“They were in the process of dismantling the institution,” said Tony Stewart, the secretary of the Kootenai County Task Force on Human Relations, which drafted the complaint.
Mr. Regan argued that Mr. Stewart’s organization, which formed in the 1980s to combat white supremacists who were active in Kootenai County, had strayed far from its mission.
“Were there human rights violations going on?” he said. “No.” He called the accreditation review a “political” process, “started by people who didn’t like the results of the election.”
Mr. Banducci’s bloc of trustees eventually fired Mr. MacLennan without cause, installing the school’s wrestling coach as interim president. A power struggle ensued, with the state education board at one point appointing several interim trustees who hired a new president. In the November 2022 election, candidates backed by the G.O.P. committee once again claimed a majority and replaced him, too.

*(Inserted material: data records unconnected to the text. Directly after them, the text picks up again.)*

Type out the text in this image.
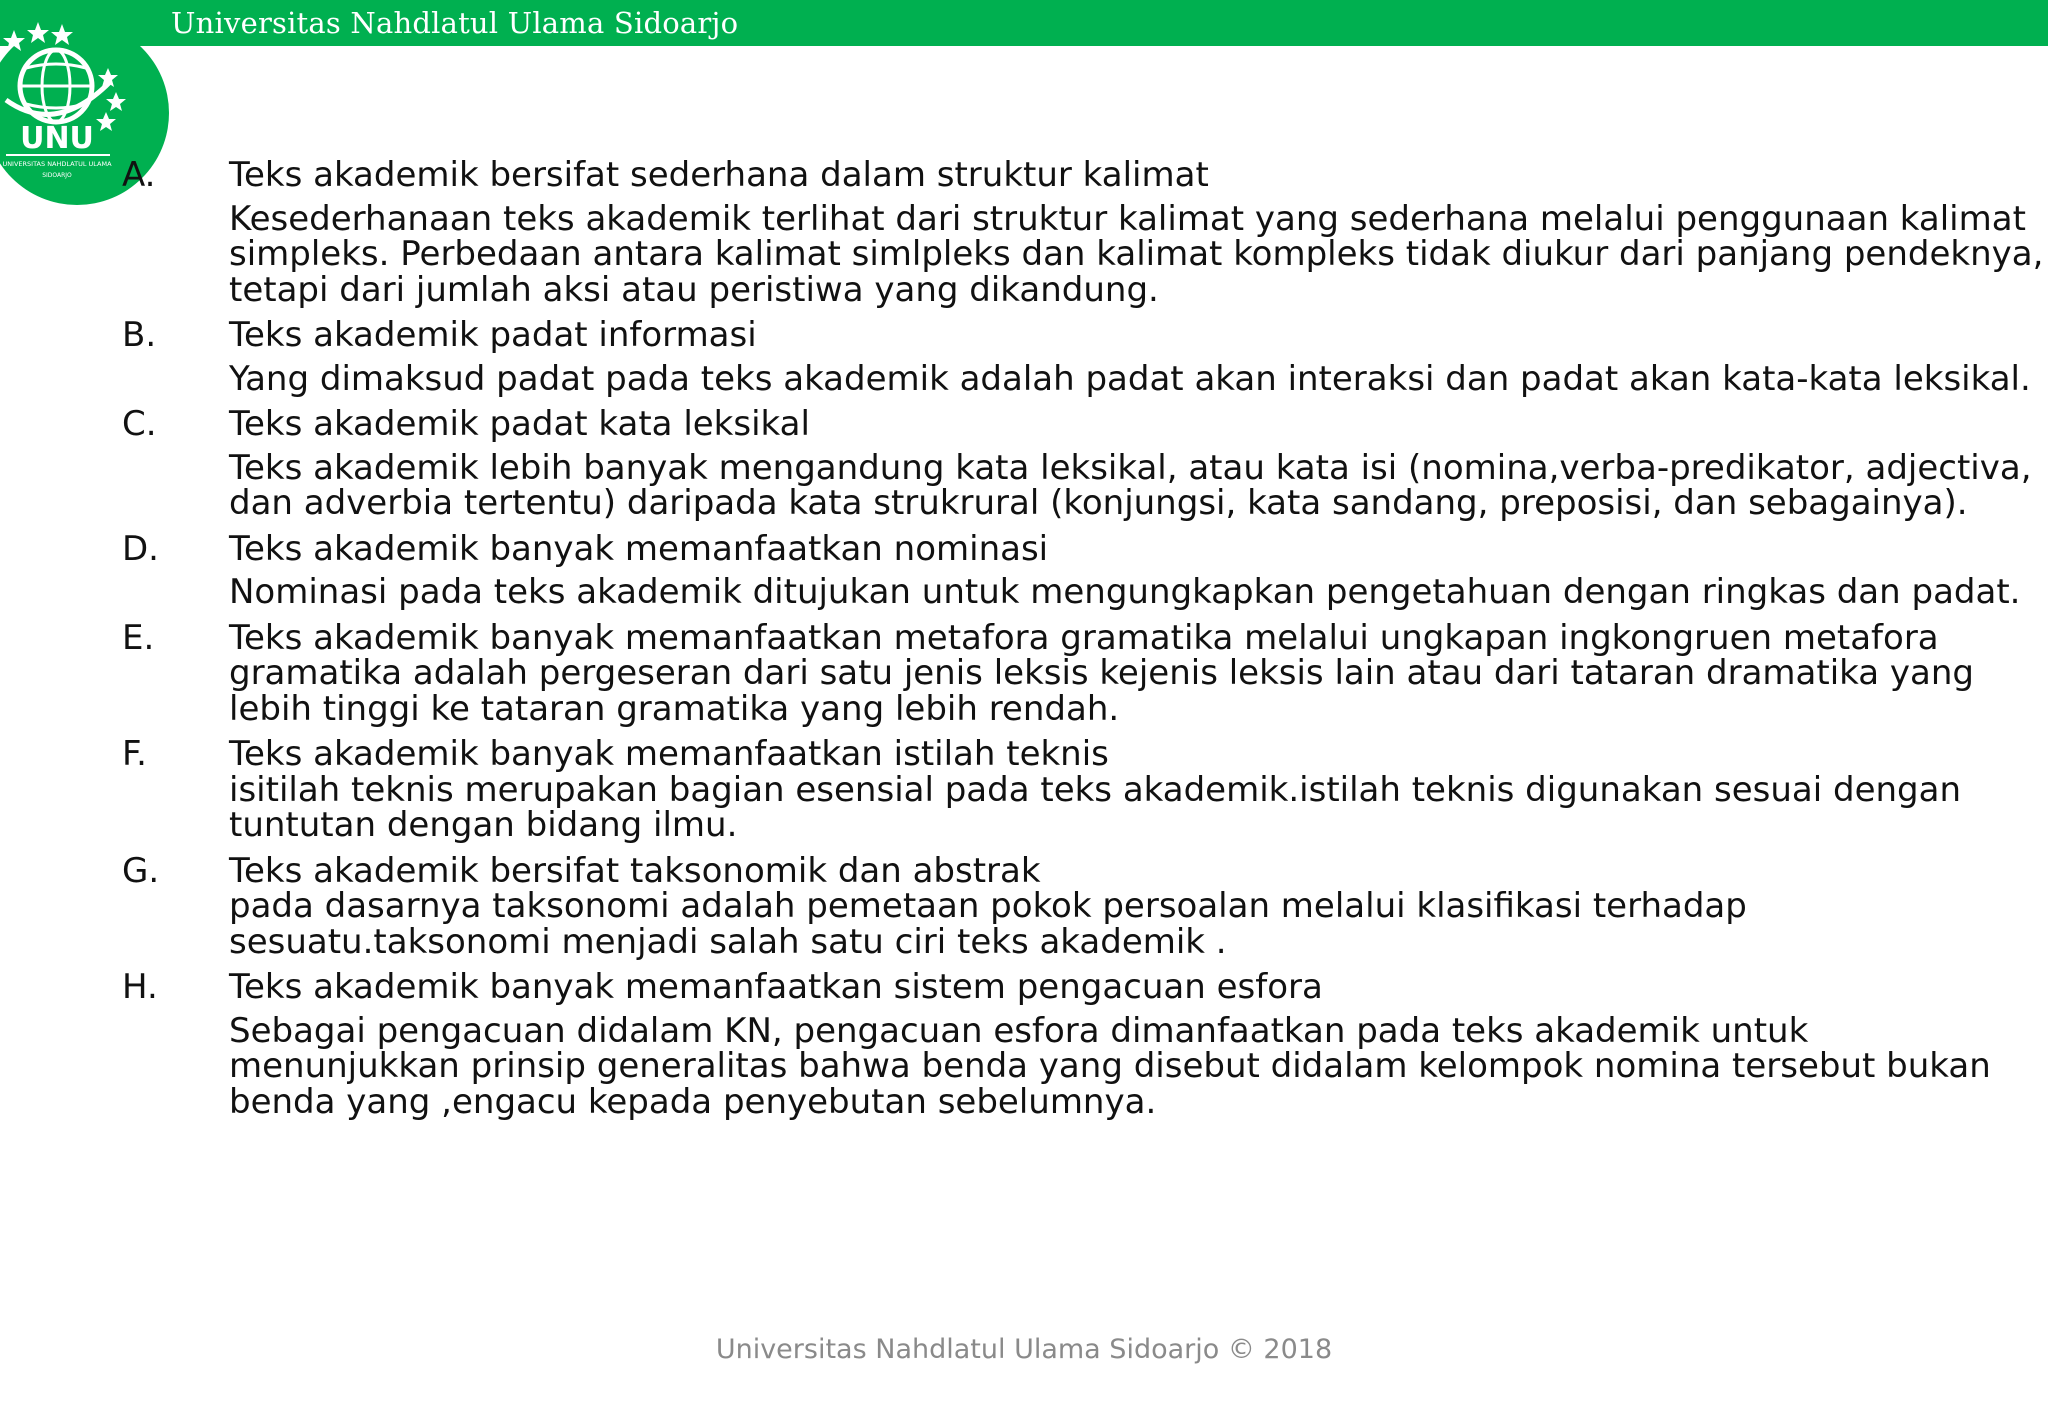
Universitas Nahdlatul Ulama Sidoarjo
UNU
UNIVERSITAS NAHDLATUL ULAMA
SIDOARJO A. Teks akademik bersifat sederhana dalam struktur kalimat
Kesederhanaan teks akademik terlihat dari struktur kalimat yang sederhana melalui penggunaan kalimat simpleks. Perbedaan antara kalimat simlpleks dan kalimat kompleks tidak diukur dari panjang pendeknya, tetapi dari jumlah aksi atau peristiwa yang dikandung.
B. Teks akademik padat informasi
Yang dimaksud padat pada teks akademik adalah padat akan interaksi dan padat akan kata-kata leksikal.
C. Teks akademik padat kata leksikal
Teks akademik lebih banyak mengandung kata leksikal, atau kata isi (nomina,verba-predikator, adjectiva, dan adverbia tertentu) daripada kata strukrural (konjungsi, kata sandang, preposisi, dan sebagainya).
D. Teks akademik banyak memanfaatkan nominasi
Nominasi pada teks akademik ditujukan untuk mengungkapkan pengetahuan dengan ringkas dan padat.
E. Teks akademik banyak memanfaatkan metafora gramatika melalui ungkapan ingkongruen metafora gramatika adalah pergeseran dari satu jenis leksis kejenis leksis lain atau dari tataran dramatika yang lebih tinggi ke tataran gramatika yang lebih rendah.
F. Teks akademik banyak memanfaatkan istilah teknis
isitilah teknis merupakan bagian esensial pada teks akademik.istilah teknis digunakan sesuai dengan tuntutan dengan bidang ilmu.
G. Teks akademik bersifat taksonomik dan abstrak
pada dasarnya taksonomi adalah pemetaan pokok persoalan melalui klasifikasi terhadap sesuatu.taksonomi menjadi salah satu ciri teks akademik .
H. Teks akademik banyak memanfaatkan sistem pengacuan esfora
Sebagai pengacuan didalam KN, pengacuan esfora dimanfaatkan pada teks akademik untuk menunjukkan prinsip generalitas bahwa benda yang disebut didalam kelompok nomina tersebut bukan benda yang ,engacu kepada penyebutan sebelumnya.
Universitas Nahdlatul Ulama Sidoarjo © 2018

The turnover has been cited by the accreditation body, along with several votes of no confidence in the trustees from the college faculty and student government, as a source of its concern. Sonny Ramaswamy, the commission president, declined to discuss the accreditation review, citing discussions with the school.
In November, Greg McKenzie, the current board chair, dismissed the prospect of losing accreditation as “Fake News” in a letter to constituents.
But at the February meeting, as that loss suddenly seemed like a very real possibility, the trustees appeared somewhat chastened. Mr. McKenzie reminded the crowd that members of the accrediting commission were watching via livestream and asked attendees to help avoid the circuslike atmosphere of recent meetings. In December, Vincent James Foxx, a far-right antisemitic podcaster who lives in Kootenai County, took the microphone to offer the bloc of trustees his “100 percent support.” That meeting was interrupted twice by fire alarms.